When James gets to telling Dawson a few days later (or perhaps the next day) that he has decided to leave the zoo and take an exotic car salesman position with Bibb’s brother (I believe it was), Dawson tells him he’s turning into something he’s not and begins to reveal her feelings for this guy who doesn’t even know how to match a necktie with a shirt pattern. The animals, meanwhile, catch wind of this and get depressed over their beloved zookeeper leaving them – but of course James, after spending some time living with Bibb again in her bubble of expensive foods, fancy tastes and strange exercise programs, realizes his heart truly lies with taking care of his precious animals. Bibb eventually confronts him at the car dealership in a stunning, arrest-me-red dress and heels and looks appealing in this scene with her dazzling matching lipstick and cute ponytail pulled back – but the confrontation is to actually drop to one knee and ask James to marry _her_. Do you know what happens at this point? Of course you do – it plays out like every other film dabbling in these plots…that is, James’ character grows a pair, tells Bibb’s character to f-off in so many other words, leaves her standing there with the ring and a Mariachi band playing in the background and fulfills his developed desire to be with Dawson’s character…and all his friends at the zoo. _Zookeeper_ indeed ends on an upbeat, happy note, and includes a final credit sequence that depicts the animals introduced in the story all singing “More Than a Feeling” by Boston. It was cute and fitting. 

*VIDEO QUALITY ANALYSIS:*

Wow. This one totally knocked me out. Even though I wasn’t really expecting much less from _Zookeeper_ on Blu-ray, Sony’s transfer left me breathless in certain spots. The outdoor sequences inside the animal park were stunning in detail and color richness, exhibiting a sense of depth and scale that was highly satisfying. One issue I noticed was with the greens of grass or foliage; these seemed to sometimes glow an unrealistic neon green, which can maybe be chalked up to the picture mode my display is adjusted/calibrated in, or the inherent issue some high definition displays have to really pump this particular color up. But the details on the gorilla Bernie’s face in addition to being able to make out nearly every single strand of hair on his body, plus elements on other animals in the film, was absolutely stunning and effective. Likewise, shadow detail appeared to be accurate and I didn’t detect any noise, grain or dithering in any of the frames. A really nice job by Sony; if you’re picking up this title for your kids’ collection, or just because you’re a fan of the talking animals genre (which is always cool), be sure to get _Zookeeper_ on Blu-ray, not DVD. 

*AUDIO QUALITY ANALYSIS:*

There was really not much going on with the English DTS-HD Master Audio mix in 5.1; given the subject material, this wasn’t a surprise, but the mix could have been a bit more playful and aggressive in the surrounds in my opinion.
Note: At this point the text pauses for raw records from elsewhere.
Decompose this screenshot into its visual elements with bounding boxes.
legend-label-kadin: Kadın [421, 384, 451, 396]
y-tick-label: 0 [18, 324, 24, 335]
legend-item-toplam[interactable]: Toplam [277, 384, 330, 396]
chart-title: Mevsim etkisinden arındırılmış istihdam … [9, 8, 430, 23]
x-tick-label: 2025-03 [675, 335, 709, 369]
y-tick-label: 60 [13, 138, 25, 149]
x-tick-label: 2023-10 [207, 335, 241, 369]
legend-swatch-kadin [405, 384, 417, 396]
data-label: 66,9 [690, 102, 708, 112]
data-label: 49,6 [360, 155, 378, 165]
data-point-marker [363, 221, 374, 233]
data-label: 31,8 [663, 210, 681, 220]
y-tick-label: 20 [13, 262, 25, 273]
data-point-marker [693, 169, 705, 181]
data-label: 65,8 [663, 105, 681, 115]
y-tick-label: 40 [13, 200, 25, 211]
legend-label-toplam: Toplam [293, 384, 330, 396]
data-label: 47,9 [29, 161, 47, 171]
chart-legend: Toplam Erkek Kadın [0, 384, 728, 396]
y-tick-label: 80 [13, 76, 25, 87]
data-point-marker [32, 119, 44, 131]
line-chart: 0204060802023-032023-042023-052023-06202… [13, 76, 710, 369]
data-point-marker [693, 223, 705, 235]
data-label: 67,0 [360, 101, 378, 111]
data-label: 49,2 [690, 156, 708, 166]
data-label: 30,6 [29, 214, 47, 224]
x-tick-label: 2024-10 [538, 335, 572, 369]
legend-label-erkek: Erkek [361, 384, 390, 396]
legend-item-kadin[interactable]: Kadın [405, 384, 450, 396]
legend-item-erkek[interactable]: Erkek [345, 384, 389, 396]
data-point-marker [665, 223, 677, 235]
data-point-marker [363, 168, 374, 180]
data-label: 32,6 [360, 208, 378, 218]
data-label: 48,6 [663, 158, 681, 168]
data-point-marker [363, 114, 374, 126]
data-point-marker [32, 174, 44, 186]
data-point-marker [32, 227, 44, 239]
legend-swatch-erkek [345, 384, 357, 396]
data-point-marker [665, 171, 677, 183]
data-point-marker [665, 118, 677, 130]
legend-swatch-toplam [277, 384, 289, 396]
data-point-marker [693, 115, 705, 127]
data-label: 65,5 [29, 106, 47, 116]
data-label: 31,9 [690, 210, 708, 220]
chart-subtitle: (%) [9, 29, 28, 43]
Dialogue was clear, though, and the audio was suited for what was going on. 

*SUMMARY/RECOMMENDATIONS:*

Me and my wife are huge animal-loving people, so it was no surprise we enjoyed this; much in the vain of _Hotel for Dogs_ and the aforementioned _Doctor Doolittle_ and _Cats and Dogs_, _Zookeeper_ was fun entertainment if you’re a part of this crowd.

Thanks for reading!


----------